The Thai legal system is based upon a system known as civil law. Unlike common law countries, civil law countries generally do not recognize marriages that are not duly registered. In a common law jurisdiction that upholds the concept of “common law marriage,” a couple that holds themselves out to the public as married can be deemed to be married by operation of law. This is not the case in Thailand where even having a wedding ceremony, referring to one another as man and wife, and sharing tax liability will generally not be enough for any court to recognize the existence of a marriage.

This marriage recognition system can have an impact with regard to US Immigration because one’s marital status in the eyes of USCIS can determine what type of visa a couple can apply for. There are some situations in which USCIS will recognize a customary marriage when the couple has no ability to register a marriage in the appropriate jurisdiction, this issue can arise in refugee marriages. However, this is the exception and not the rule. In most cases, USCIS will make determinations based upon actual marital registration status.

Therefore, if a couple has conducted a customary wedding ceremony (religious or otherwise) and has yet to register the marriage at the Amphur office, then it is likely that USCIS will view the couple’s status as unmarried. However, it may be wise to retain attorney assistance in cases where marital registration is an issue, because failure to properly explain the couple’s marital situation could lead to a visa denial by USCIS based upon the decision that the couple does not meet the statutory requirements for the visa category.

From a strategic point of view, marriage registration can be beneficial or disadvantageous depending upon where the US petitioner resides because residence will determine which USCIS office has jurisdiction. In some cases being married will qualify the couple for an Immigrant Spouse visa that would have a comparatively quick processing time because the US Citizen petitioner qualifies for overseas filing.
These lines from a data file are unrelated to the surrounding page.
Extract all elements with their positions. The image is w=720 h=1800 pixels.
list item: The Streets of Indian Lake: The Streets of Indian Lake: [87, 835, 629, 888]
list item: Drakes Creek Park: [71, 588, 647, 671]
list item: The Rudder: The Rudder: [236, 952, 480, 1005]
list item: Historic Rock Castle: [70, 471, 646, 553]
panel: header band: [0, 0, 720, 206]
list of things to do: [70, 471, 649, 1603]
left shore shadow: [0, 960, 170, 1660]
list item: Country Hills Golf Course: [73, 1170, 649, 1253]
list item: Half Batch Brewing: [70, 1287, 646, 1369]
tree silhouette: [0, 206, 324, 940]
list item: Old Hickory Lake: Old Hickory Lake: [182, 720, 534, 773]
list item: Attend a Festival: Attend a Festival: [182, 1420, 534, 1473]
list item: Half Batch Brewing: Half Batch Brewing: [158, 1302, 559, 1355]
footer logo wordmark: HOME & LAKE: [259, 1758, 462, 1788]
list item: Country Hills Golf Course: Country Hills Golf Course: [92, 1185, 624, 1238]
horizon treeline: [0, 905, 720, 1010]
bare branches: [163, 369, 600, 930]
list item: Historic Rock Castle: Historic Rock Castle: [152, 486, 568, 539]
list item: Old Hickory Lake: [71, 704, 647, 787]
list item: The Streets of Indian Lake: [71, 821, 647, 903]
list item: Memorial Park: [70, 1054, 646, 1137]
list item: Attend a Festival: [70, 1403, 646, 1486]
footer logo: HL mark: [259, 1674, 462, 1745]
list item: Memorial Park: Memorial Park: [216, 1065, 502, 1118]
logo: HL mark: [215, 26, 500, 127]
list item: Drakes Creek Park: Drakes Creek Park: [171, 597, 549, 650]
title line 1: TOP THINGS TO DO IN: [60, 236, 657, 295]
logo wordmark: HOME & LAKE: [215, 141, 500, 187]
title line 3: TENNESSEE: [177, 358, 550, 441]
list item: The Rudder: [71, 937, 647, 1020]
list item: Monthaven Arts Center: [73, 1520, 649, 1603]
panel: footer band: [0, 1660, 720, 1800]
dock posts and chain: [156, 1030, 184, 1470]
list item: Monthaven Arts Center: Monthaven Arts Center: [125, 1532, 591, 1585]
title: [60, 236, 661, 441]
In other cases, being unmarried may be an advantage because a K1 visa can be obtained. Regardless, decisions pertaining to marriage should not be made solely or the purpose of acquiring US Immigration benefits. It is always wise for couples to make informed and thoughtful decisions after careful research and investigation.

Issues regarding a couple’s relationship status will likely become even more complex should Congress decide to pass the Uniting of American Families Act which would entitle Permanent Partners of US Citizens to Immigration benefits.

(Please take notice: this blog post should be used for informational purposes only and should not be used in place of competent legal advice from a licensed attorney. An Attorney-Client Relationship is NOT created between the author and reader of this piece.)